Director Larry Perrone said limiting online rentals based on time of stay would fail to address the issues raised by neighbors on Abbyshire Road.
“Even in talking to the homeowners on the property we’ve been dealing with, they were not concerned about the length of time of the rentals but with the number of people,” he said.
Timely enforcement was the larger concern cited by Perrone.
“I do agree we need to do something to try and get control of the properties that are out of control,” he said. “The issue is the number of people and vehicles, and that leads to the amount of trash and ultimately noise problems,” he said.
OPA President Doug Parks also expressed doubts about a rental ban.
“We can’t just mandate that everybody is going to be a bad renter,” he said.
Parks said the text amendment path could allow the Ocean Pines Police Department to enforce county regulations.
“It would allow an immediacy of action,” he said.

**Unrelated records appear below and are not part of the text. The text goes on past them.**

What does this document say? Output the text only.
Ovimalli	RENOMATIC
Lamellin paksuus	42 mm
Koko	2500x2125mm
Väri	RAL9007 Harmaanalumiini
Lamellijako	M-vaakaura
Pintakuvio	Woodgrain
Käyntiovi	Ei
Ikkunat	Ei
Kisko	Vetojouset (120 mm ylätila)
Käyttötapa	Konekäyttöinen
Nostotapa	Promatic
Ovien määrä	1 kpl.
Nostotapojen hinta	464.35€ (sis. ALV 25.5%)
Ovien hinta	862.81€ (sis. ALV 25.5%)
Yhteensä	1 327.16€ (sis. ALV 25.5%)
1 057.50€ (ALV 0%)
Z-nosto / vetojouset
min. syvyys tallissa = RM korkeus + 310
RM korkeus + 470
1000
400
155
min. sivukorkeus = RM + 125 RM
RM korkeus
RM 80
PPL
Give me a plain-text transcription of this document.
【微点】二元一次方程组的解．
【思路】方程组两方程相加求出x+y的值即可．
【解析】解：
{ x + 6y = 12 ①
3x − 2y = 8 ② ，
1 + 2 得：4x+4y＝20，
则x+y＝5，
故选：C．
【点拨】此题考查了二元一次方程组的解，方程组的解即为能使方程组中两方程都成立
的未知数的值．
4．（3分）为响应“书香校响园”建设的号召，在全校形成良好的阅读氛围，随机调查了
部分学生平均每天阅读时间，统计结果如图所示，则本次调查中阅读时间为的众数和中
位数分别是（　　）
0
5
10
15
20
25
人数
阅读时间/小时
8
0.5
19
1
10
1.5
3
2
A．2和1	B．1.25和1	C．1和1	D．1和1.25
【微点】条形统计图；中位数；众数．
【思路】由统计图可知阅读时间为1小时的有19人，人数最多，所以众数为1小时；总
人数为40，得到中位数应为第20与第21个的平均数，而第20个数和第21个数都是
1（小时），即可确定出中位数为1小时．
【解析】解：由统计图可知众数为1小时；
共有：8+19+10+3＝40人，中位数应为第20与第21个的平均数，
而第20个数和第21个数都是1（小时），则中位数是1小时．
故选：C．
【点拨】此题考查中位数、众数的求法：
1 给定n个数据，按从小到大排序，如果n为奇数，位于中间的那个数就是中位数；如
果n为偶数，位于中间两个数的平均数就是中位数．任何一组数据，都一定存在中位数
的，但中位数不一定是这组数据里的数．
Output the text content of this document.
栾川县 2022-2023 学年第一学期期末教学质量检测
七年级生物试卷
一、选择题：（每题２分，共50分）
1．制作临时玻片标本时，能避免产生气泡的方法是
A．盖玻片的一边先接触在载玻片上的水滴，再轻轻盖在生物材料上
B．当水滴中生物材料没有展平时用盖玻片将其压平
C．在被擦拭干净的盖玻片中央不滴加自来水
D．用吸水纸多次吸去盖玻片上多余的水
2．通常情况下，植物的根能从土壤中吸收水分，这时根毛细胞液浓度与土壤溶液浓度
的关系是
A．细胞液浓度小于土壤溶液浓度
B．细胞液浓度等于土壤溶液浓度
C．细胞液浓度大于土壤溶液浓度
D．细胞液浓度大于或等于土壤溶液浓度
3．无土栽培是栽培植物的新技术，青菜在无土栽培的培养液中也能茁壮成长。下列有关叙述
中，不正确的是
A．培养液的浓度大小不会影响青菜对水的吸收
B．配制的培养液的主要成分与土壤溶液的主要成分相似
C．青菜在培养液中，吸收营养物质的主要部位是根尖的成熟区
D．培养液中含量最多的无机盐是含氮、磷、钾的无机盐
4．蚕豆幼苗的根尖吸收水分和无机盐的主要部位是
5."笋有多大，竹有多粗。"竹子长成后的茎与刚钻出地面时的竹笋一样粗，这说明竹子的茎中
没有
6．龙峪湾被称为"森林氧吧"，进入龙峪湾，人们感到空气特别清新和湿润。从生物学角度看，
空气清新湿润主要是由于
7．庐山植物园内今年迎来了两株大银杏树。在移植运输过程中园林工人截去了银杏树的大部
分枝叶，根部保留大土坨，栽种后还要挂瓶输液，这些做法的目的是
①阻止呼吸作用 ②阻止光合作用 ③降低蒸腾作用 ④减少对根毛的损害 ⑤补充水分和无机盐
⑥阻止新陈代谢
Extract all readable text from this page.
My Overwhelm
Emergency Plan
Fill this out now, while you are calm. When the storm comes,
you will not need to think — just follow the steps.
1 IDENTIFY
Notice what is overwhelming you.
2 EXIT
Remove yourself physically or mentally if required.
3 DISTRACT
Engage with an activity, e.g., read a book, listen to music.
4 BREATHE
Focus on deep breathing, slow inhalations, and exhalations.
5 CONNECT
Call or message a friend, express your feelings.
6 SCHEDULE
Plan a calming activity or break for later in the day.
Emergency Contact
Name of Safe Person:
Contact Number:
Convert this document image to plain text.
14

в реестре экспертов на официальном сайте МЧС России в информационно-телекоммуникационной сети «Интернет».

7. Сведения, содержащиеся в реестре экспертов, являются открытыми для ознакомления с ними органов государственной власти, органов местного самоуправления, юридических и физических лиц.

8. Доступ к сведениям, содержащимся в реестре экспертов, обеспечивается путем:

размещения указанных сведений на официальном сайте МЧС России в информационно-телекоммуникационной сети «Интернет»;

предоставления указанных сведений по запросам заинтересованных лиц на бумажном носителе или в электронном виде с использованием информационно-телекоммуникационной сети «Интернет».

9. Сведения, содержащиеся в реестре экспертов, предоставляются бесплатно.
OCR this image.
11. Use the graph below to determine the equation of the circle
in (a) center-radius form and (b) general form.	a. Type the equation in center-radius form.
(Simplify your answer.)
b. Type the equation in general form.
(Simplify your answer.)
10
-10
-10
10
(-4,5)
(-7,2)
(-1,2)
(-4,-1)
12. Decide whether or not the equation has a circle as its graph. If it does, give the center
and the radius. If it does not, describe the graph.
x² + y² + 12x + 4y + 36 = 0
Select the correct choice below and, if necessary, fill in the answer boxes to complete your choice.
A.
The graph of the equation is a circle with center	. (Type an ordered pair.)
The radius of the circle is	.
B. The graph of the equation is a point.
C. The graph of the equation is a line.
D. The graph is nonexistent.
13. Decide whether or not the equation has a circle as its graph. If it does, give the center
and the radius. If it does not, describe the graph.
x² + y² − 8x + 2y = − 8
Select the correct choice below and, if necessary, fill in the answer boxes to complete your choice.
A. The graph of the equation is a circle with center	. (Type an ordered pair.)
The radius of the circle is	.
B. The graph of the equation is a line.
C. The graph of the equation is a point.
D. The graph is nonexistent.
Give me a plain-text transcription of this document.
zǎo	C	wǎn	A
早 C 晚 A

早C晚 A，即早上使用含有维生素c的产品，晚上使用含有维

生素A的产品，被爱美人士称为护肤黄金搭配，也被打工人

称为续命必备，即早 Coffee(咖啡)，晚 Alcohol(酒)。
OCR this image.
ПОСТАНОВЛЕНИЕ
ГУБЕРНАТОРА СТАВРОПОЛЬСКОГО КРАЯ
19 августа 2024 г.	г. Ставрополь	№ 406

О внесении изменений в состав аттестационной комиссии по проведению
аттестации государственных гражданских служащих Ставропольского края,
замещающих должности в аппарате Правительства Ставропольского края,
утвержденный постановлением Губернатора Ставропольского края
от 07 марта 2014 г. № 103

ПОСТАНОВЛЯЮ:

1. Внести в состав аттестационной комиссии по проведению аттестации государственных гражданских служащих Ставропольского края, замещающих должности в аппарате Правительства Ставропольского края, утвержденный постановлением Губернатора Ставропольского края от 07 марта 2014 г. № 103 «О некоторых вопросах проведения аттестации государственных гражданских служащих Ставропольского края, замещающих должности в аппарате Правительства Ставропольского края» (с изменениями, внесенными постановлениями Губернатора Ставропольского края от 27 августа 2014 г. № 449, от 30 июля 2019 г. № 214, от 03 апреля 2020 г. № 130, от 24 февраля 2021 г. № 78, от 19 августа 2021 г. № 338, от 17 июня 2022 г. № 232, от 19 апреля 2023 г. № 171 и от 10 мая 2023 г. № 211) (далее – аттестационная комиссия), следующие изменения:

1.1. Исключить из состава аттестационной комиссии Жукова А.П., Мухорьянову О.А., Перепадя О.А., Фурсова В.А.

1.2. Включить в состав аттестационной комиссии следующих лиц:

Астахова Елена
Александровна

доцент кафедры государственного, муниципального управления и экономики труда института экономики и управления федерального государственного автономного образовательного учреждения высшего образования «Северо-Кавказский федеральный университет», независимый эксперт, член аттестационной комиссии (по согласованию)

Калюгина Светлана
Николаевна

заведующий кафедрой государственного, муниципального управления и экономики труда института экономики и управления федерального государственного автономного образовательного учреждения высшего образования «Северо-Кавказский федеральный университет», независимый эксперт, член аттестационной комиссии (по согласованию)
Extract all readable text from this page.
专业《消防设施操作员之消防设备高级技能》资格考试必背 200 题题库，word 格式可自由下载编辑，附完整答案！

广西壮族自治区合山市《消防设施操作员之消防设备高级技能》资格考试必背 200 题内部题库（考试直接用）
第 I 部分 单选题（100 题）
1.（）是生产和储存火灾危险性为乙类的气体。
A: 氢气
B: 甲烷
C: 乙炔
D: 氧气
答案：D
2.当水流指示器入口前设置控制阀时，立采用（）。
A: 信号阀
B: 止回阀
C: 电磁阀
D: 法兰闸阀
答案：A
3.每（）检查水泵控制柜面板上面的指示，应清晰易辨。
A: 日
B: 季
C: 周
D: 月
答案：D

Parks, who noted that the OPA Declaration of Restrictions includes language concerning disturbances, said a board workgroup consisting of Daly, Tuttle and Camilla Rodgers has already begun investigating the rental topic.
“The county clearly defined what constitutes a bedroom and occupancy limits based on square footage,” he said.
Tuttle, who proposed the work group continue delving into matters, said parking and excessive trash are two primary issues of concern surrounding short-term rentals.
“If residents are living next door to a problem property, let us know so we can take it to the county,” he said.
Horn said any text amendments developed should not be limited to rental properties.
“I don’t think these problem behaviors are limited to rentals,” she said. “There are people who own property … and don’t always use it responsibly.”
Horn also proposed in lieu of holding a referendum, community sentiment could be determined by polling or holding a town hall meeting.
Parks said the discussion had yielded further insights for the work group to weigh, with a subsequent vote on the initial motion to consider banning short-term rentals defeated 6-0.